Kalka describes the process of tuning security analytics as adding a combination of wisdom and horsepower. Wisdom comes from working with industry partners and technology solutions that have the experience and expertise to meet healthcare’s needs.
Horsepower, on the other hand, is making the most of the tools that are already in place. “The answer isn’t to buy another engine, but to get more from the engine you have,” Kalka says. “You can accomplish that with technology accelerators such as automation and artificial intelligence.”
Manage Threats and Modernize Infrastructure with Security Analytics
A mature approach to security analytics — one that’s tuned to the needs of healthcare and designed to reduce the tedious manual labor of threat detection and response — can support healthcare’s overall cybersecurity efforts in two important areas: threat management and infrastructure modernization.

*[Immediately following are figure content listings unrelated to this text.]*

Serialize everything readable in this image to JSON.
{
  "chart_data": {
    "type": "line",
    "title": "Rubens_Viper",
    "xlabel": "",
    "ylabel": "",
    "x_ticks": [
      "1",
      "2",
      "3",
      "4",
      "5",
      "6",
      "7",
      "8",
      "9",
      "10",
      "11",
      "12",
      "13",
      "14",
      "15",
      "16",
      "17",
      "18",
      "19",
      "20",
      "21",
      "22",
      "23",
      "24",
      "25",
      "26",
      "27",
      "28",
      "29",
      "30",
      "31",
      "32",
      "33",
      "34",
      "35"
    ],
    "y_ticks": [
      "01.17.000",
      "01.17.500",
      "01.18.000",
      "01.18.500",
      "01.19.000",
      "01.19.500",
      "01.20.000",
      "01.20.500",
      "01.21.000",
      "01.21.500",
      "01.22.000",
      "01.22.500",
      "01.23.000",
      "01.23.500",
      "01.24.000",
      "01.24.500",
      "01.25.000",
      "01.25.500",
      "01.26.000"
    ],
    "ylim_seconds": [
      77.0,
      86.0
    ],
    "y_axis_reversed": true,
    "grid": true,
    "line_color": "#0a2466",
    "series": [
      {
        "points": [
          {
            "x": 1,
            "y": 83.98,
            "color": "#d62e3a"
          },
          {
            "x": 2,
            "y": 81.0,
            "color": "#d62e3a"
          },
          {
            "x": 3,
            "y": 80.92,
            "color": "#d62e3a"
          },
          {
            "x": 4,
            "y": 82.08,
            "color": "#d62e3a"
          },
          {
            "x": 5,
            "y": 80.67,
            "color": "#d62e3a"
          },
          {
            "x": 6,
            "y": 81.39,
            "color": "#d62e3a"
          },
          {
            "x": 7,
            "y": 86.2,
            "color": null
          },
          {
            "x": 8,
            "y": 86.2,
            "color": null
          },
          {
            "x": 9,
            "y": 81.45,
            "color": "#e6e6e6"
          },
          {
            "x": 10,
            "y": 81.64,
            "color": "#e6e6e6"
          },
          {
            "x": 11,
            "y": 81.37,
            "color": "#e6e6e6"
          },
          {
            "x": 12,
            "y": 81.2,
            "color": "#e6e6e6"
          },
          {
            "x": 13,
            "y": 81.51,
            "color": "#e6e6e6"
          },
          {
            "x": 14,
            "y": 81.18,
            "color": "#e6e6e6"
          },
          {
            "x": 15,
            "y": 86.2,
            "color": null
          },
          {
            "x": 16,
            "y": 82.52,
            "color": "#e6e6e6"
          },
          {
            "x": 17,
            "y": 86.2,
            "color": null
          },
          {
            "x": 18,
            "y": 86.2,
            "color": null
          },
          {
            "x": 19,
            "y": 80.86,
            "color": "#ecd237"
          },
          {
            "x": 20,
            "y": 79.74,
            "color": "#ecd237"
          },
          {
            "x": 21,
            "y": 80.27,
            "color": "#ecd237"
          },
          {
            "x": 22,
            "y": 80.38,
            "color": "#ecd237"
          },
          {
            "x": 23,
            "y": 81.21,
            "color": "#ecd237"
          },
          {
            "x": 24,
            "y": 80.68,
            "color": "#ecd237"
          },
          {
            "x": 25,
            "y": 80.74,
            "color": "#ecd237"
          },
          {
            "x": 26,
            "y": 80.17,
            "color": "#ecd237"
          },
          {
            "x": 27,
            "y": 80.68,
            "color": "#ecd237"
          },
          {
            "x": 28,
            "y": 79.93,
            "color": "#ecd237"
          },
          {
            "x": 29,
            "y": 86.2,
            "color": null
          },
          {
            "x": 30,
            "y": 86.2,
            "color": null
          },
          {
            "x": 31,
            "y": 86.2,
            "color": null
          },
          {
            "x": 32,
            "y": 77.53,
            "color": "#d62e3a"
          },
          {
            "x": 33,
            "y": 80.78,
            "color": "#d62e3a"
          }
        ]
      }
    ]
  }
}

Threat management has three components: Organizations need to find threats, confirm that they pose enough of a risk to warrant remediation, and fix the problem that allowed the threat to surface.

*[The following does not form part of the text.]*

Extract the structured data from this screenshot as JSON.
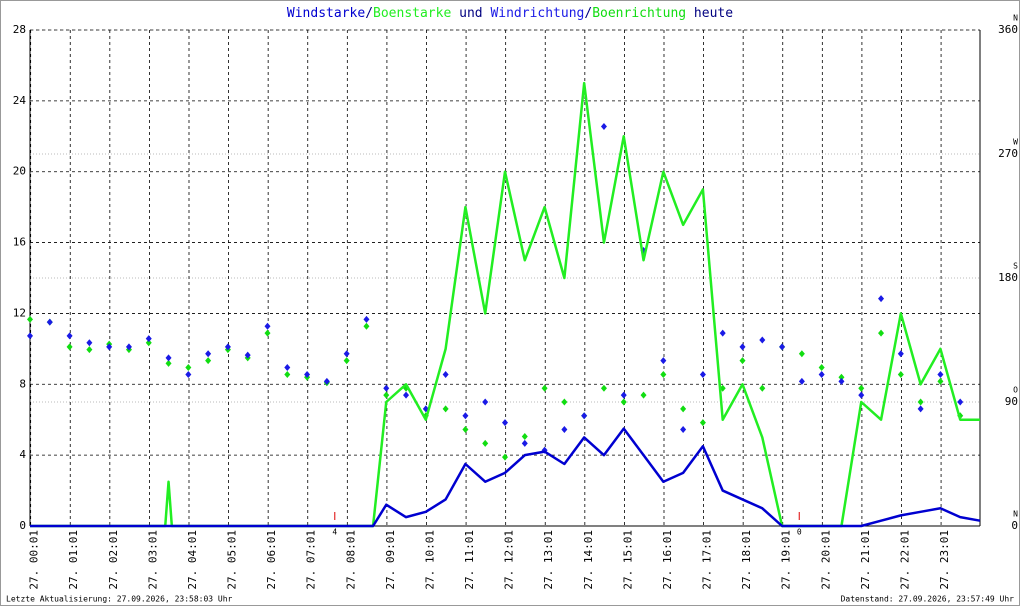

Most organizations take a reactive approach, primarily by logging suspicious activity; for example, a contractor downloading thousands of files, or a specific IP address getting hit with a surge in traffic.

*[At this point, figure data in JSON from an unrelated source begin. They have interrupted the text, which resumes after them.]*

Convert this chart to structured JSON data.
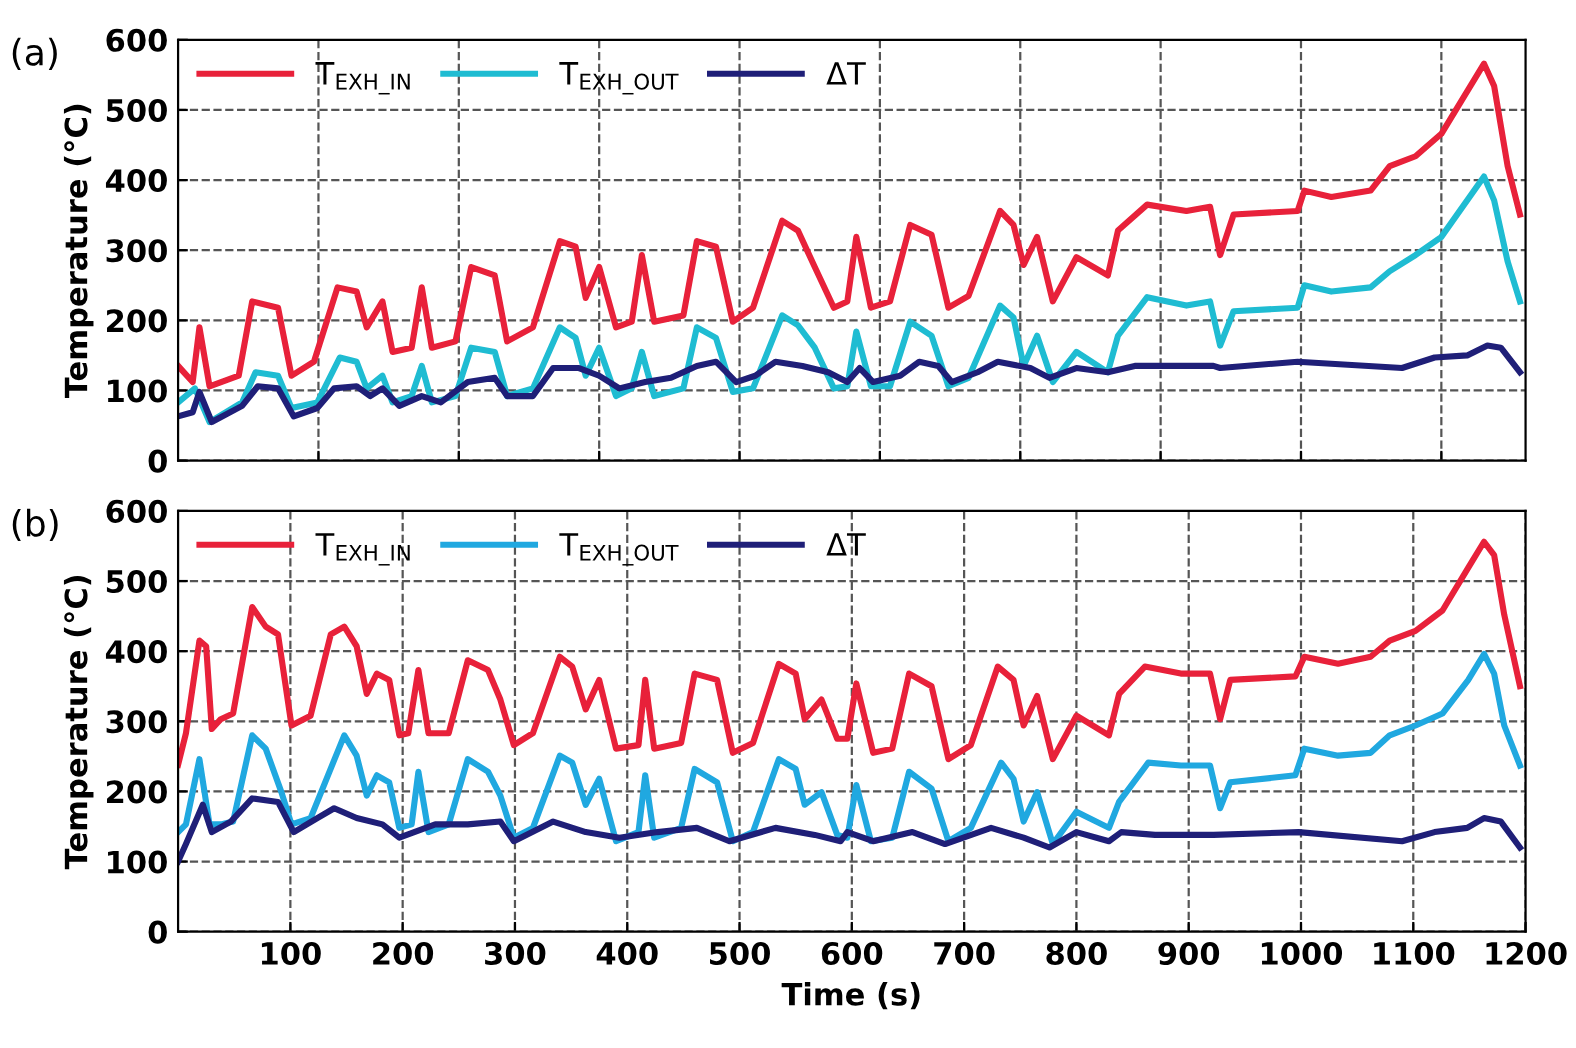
{
  "chart_data": [
    {
      "type": "line",
      "title": "(a)",
      "ylabel": "Temperature (°C)",
      "xlim": [
        0,
        1200
      ],
      "ylim": [
        0,
        600
      ],
      "yticks": [
        0,
        100,
        200,
        300,
        400,
        500,
        600
      ],
      "xticks": [
        {
          "value": 125,
          "label": null
        },
        {
          "value": 250,
          "label": null
        },
        {
          "value": 375,
          "label": null
        },
        {
          "value": 500,
          "label": null
        },
        {
          "value": 625,
          "label": null
        },
        {
          "value": 750,
          "label": null
        },
        {
          "value": 875,
          "label": null
        },
        {
          "value": 1000,
          "label": null
        },
        {
          "value": 1125,
          "label": null
        }
      ],
      "tick_labels": "y",
      "grid": true,
      "legend": "top left",
      "line_style": "solid",
      "marker": "none",
      "series": [
        {
          "name": "T$_{EXH_IN}$",
          "color": "#e8213a",
          "x": [
            0,
            13,
            19,
            28,
            54,
            66,
            89,
            101,
            121,
            142,
            159,
            168,
            182,
            191,
            208,
            217,
            226,
            247,
            261,
            282,
            293,
            316,
            340,
            354,
            363,
            375,
            390,
            404,
            413,
            424,
            450,
            462,
            479,
            494,
            512,
            538,
            552,
            567,
            584,
            596,
            604,
            617,
            634,
            652,
            671,
            686,
            704,
            732,
            744,
            753,
            765,
            779,
            800,
            828,
            837,
            863,
            898,
            919,
            928,
            940,
            997,
            1003,
            1027,
            1062,
            1079,
            1102,
            1125,
            1163,
            1172,
            1184,
            1195
          ],
          "values": [
            135,
            112,
            190,
            106,
            121,
            227,
            218,
            121,
            141,
            247,
            241,
            190,
            227,
            155,
            161,
            247,
            161,
            170,
            276,
            264,
            170,
            190,
            313,
            305,
            232,
            276,
            190,
            198,
            293,
            198,
            207,
            313,
            305,
            198,
            218,
            342,
            328,
            276,
            218,
            227,
            319,
            218,
            227,
            336,
            322,
            218,
            235,
            356,
            336,
            279,
            319,
            227,
            290,
            264,
            328,
            365,
            356,
            362,
            293,
            351,
            356,
            385,
            376,
            385,
            420,
            434,
            466,
            566,
            534,
            420,
            351
          ]
        },
        {
          "name": "T$_{EXH_OUT}$",
          "color": "#1fbcd2",
          "x": [
            0,
            15,
            28,
            57,
            69,
            89,
            101,
            124,
            144,
            159,
            168,
            182,
            191,
            208,
            217,
            226,
            247,
            261,
            282,
            293,
            316,
            340,
            354,
            363,
            375,
            390,
            404,
            413,
            424,
            450,
            462,
            479,
            494,
            512,
            538,
            552,
            567,
            584,
            596,
            604,
            617,
            634,
            652,
            671,
            686,
            704,
            732,
            744,
            753,
            765,
            779,
            800,
            828,
            837,
            863,
            898,
            919,
            928,
            940,
            997,
            1003,
            1027,
            1062,
            1079,
            1102,
            1125,
            1163,
            1172,
            1184,
            1195
          ],
          "values": [
            83,
            103,
            55,
            83,
            126,
            121,
            75,
            83,
            147,
            141,
            103,
            121,
            83,
            92,
            135,
            83,
            92,
            161,
            155,
            92,
            103,
            190,
            175,
            121,
            161,
            92,
            103,
            155,
            92,
            103,
            190,
            175,
            98,
            103,
            207,
            193,
            161,
            103,
            106,
            184,
            106,
            106,
            198,
            178,
            106,
            118,
            221,
            204,
            135,
            178,
            112,
            155,
            126,
            178,
            233,
            221,
            227,
            164,
            213,
            218,
            250,
            241,
            247,
            270,
            293,
            319,
            405,
            371,
            284,
            227
          ]
        },
        {
          "name": "ΔT",
          "color": "#1f1f78",
          "x": [
            0,
            13,
            19,
            30,
            57,
            71,
            89,
            103,
            124,
            139,
            159,
            171,
            182,
            197,
            217,
            234,
            258,
            282,
            293,
            316,
            334,
            357,
            375,
            393,
            416,
            439,
            462,
            479,
            497,
            514,
            532,
            556,
            579,
            596,
            607,
            619,
            643,
            660,
            677,
            689,
            712,
            730,
            759,
            776,
            800,
            828,
            852,
            887,
            922,
            928,
            997,
            1090,
            1119,
            1148,
            1166,
            1178,
            1195
          ],
          "values": [
            63,
            69,
            98,
            55,
            78,
            106,
            103,
            63,
            75,
            103,
            106,
            92,
            103,
            78,
            92,
            83,
            112,
            118,
            92,
            92,
            132,
            132,
            121,
            103,
            112,
            118,
            135,
            141,
            112,
            121,
            141,
            135,
            126,
            112,
            132,
            112,
            121,
            141,
            135,
            112,
            126,
            141,
            132,
            118,
            132,
            126,
            135,
            135,
            135,
            132,
            141,
            132,
            147,
            150,
            164,
            161,
            126
          ]
        }
      ]
    },
    {
      "type": "line",
      "title": "(b)",
      "xlabel": "Time (s)",
      "ylabel": "Temperature (°C)",
      "xlim": [
        0,
        1200
      ],
      "ylim": [
        0,
        600
      ],
      "yticks": [
        0,
        100,
        200,
        300,
        400,
        500,
        600
      ],
      "xticks": [
        100,
        200,
        300,
        400,
        500,
        600,
        700,
        800,
        900,
        1000,
        1100,
        1200
      ],
      "grid": true,
      "legend": "top left",
      "line_style": "solid",
      "marker": "none",
      "series": [
        {
          "name": "T$_{EXH_IN}$",
          "color": "#e8213a",
          "x": [
            0,
            7,
            19,
            25,
            30,
            38,
            49,
            66,
            78,
            89,
            101,
            118,
            136,
            148,
            159,
            168,
            177,
            188,
            197,
            205,
            214,
            223,
            241,
            258,
            276,
            287,
            299,
            316,
            340,
            351,
            363,
            375,
            390,
            410,
            416,
            424,
            448,
            460,
            480,
            494,
            512,
            535,
            550,
            558,
            573,
            587,
            596,
            604,
            619,
            636,
            651,
            671,
            686,
            706,
            730,
            744,
            753,
            765,
            779,
            800,
            829,
            838,
            861,
            893,
            919,
            928,
            937,
            995,
            1003,
            1033,
            1062,
            1079,
            1102,
            1126,
            1149,
            1163,
            1172,
            1181,
            1195
          ],
          "values": [
            238,
            283,
            415,
            407,
            289,
            303,
            311,
            463,
            435,
            424,
            294,
            308,
            424,
            435,
            407,
            339,
            368,
            359,
            280,
            283,
            373,
            283,
            283,
            387,
            373,
            331,
            266,
            283,
            392,
            378,
            317,
            359,
            261,
            266,
            359,
            261,
            269,
            368,
            359,
            255,
            269,
            382,
            368,
            303,
            331,
            275,
            275,
            354,
            255,
            261,
            368,
            350,
            246,
            266,
            378,
            359,
            294,
            336,
            246,
            308,
            280,
            339,
            378,
            368,
            368,
            303,
            359,
            364,
            392,
            382,
            392,
            415,
            429,
            458,
            519,
            556,
            537,
            452,
            350
          ]
        },
        {
          "name": "T$_{EXH_OUT}$",
          "color": "#20a8e0",
          "x": [
            0,
            7,
            19,
            28,
            38,
            49,
            66,
            78,
            92,
            101,
            118,
            148,
            159,
            168,
            177,
            188,
            197,
            208,
            214,
            223,
            241,
            258,
            276,
            287,
            299,
            316,
            340,
            351,
            363,
            375,
            390,
            410,
            416,
            424,
            448,
            460,
            480,
            494,
            512,
            535,
            550,
            558,
            573,
            587,
            596,
            604,
            617,
            636,
            651,
            671,
            686,
            706,
            733,
            744,
            753,
            765,
            779,
            800,
            829,
            838,
            864,
            893,
            919,
            928,
            937,
            995,
            1003,
            1033,
            1062,
            1079,
            1102,
            1126,
            1149,
            1163,
            1172,
            1181,
            1195
          ],
          "values": [
            142,
            153,
            246,
            153,
            153,
            157,
            280,
            261,
            199,
            153,
            162,
            280,
            251,
            194,
            223,
            213,
            148,
            153,
            228,
            142,
            153,
            246,
            228,
            194,
            134,
            148,
            251,
            241,
            181,
            218,
            129,
            142,
            223,
            134,
            148,
            232,
            213,
            129,
            142,
            246,
            232,
            181,
            199,
            138,
            134,
            209,
            129,
            134,
            228,
            204,
            129,
            148,
            241,
            218,
            157,
            199,
            125,
            171,
            148,
            185,
            241,
            237,
            237,
            176,
            213,
            223,
            261,
            251,
            255,
            280,
            294,
            311,
            359,
            396,
            368,
            294,
            237
          ]
        },
        {
          "name": "ΔT",
          "color": "#1f1f78",
          "x": [
            0,
            7,
            22,
            30,
            47,
            66,
            89,
            103,
            124,
            139,
            159,
            182,
            197,
            229,
            258,
            287,
            299,
            334,
            363,
            393,
            427,
            462,
            491,
            532,
            567,
            590,
            596,
            619,
            654,
            683,
            724,
            753,
            776,
            800,
            829,
            840,
            870,
            922,
            998,
            1090,
            1119,
            1148,
            1163,
            1178,
            1195
          ],
          "values": [
            100,
            125,
            181,
            142,
            157,
            190,
            185,
            142,
            162,
            176,
            162,
            153,
            134,
            153,
            153,
            157,
            129,
            157,
            142,
            134,
            142,
            148,
            129,
            148,
            138,
            129,
            142,
            129,
            142,
            125,
            148,
            134,
            120,
            142,
            129,
            142,
            138,
            138,
            142,
            129,
            142,
            148,
            162,
            157,
            120
          ]
        }
      ]
    }
  ]
}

Logs are important, Kalka says, but they are a record of something that has already happened. Organizations are far better served by more proactive threat management. One approach is automated threat monitoring; IBM Watson, for example, ingests security threat monitoring data from more than 1 million sources per day. Another approach is attack surface management, which continuously monitors IT infrastructure for potential cybersecurity risks. A third is automated incident response, which in essence gives organizations a playbook for addressing threats and fixing problems without the need for human intervention.